The second phenomenon is “the rejection of political parties and party politics,” in favor of “charismatic figures who stand above the political infighting.” Habermas finds that trend disturbing in the light of German history, but it is certainly evident here as well.
And the third phenomenon is a wave of mass protests against government decisions, especially public protests against a huge public building project in Stuttgart. Habermas blames the government: “the authorities did not, in fact, provide sufficient information … , and thus citizens did not have an opportunity to develop an informed opinion on which they could have based their votes. To insist that they should have no further say in the development is to rely on a formalistic understanding of democracy.” They are taking to the streets because the government ignored the principles of deliberative democracy.
Habermas traces all three trends to a “helpless political system.” National governments are weakening, and “politics submits to what appear to be inevitable economic imperatives.” As a result, people naturally lose faith in representative/deliberative institutions. He doesn’t mention European integration, but that is surely one reason that the state is weakening. (European integration is a direct reason for the Stuttgart train station project, which has E.U. funding.)

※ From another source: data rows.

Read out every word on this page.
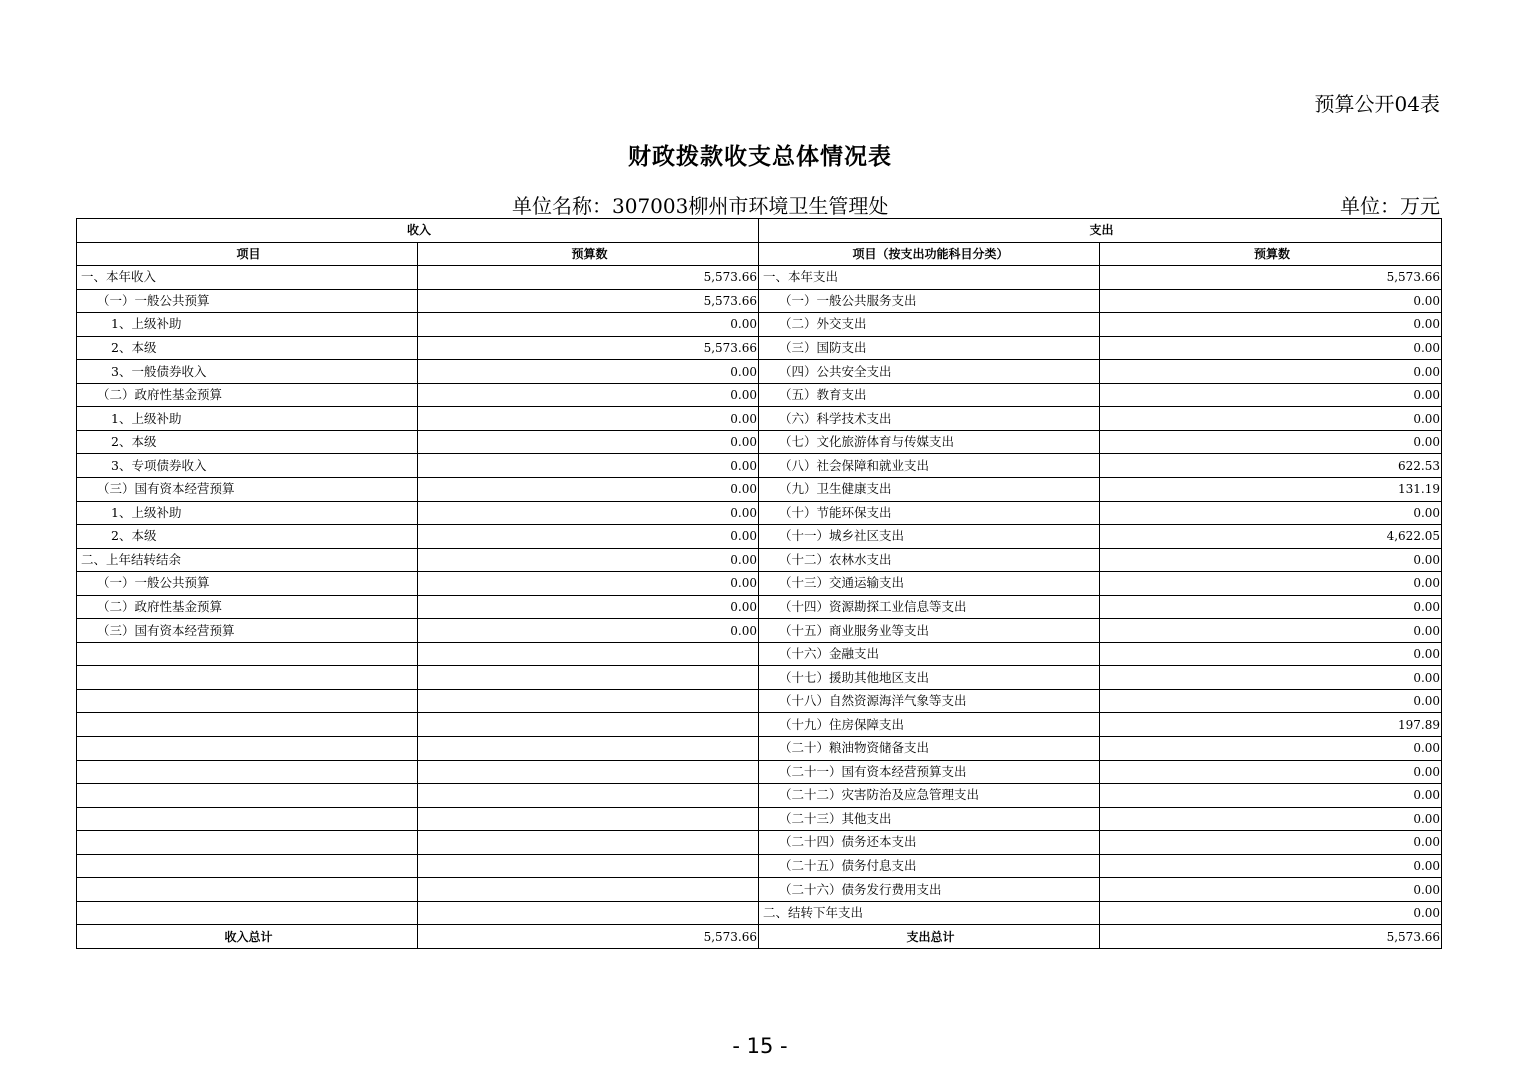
预算公开04表
财政拨款收支总体情况表
单位名称：307003柳州市环境卫生管理处	单位：万元
收入		支出	
项目	预算数	项目（按支出功能科目分类）	预算数
一、本年收入	5,573.66	一、本年支出	5,573.66
（一）一般公共预算	5,573.66	（一）一般公共服务支出	0.00
1、上级补助	0.00	（二）外交支出	0.00
2、本级	5,573.66	（三）国防支出	0.00
3、一般债券收入	0.00	（四）公共安全支出	0.00
（二）政府性基金预算	0.00	（五）教育支出	0.00
1、上级补助	0.00	（六）科学技术支出	0.00
2、本级	0.00	（七）文化旅游体育与传媒支出	0.00
3、专项债券收入	0.00	（八）社会保障和就业支出	622.53
（三）国有资本经营预算	0.00	（九）卫生健康支出	131.19
1、上级补助	0.00	（十）节能环保支出	0.00
2、本级	0.00	（十一）城乡社区支出	4,622.05
二、上年结转结余	0.00	（十二）农林水支出	0.00
（一）一般公共预算	0.00	（十三）交通运输支出	0.00
（二）政府性基金预算	0.00	（十四）资源勘探工业信息等支出	0.00
（三）国有资本经营预算	0.00	（十五）商业服务业等支出	0.00
		（十六）金融支出	0.00
		（十七）援助其他地区支出	0.00
		（十八）自然资源海洋气象等支出	0.00
		（十九）住房保障支出	197.89
		（二十）粮油物资储备支出	0.00
		（二十一）国有资本经营预算支出	0.00
		（二十二）灾害防治及应急管理支出	0.00
		（二十三）其他支出	0.00
		（二十四）债务还本支出	0.00
		（二十五）债务付息支出	0.00
		（二十六）债务发行费用支出	0.00
		二、结转下年支出	0.00
收入总计	5,573.66	支出总计	5,573.66
- 15 -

Somewhat surprisingly,* Habermas ends with a favorable comparison to our side of the Atlantic. “The United States has a president with a clear-headed political vision, even if he is embattled and now meets with mixed feelings. What is needed in Europe is a revitalized political class that overcomes its own defeatism with a bit more perspective, resoluteness and cooperative spirit. Democracy depends on the belief of the people that there is some scope left for collectively shaping a challenging future.”
*I am not surprised that Habermas holds positive views of the United States; that has been true all along. I am surprised to see anyone favorably evaluate our politics at this precise moment.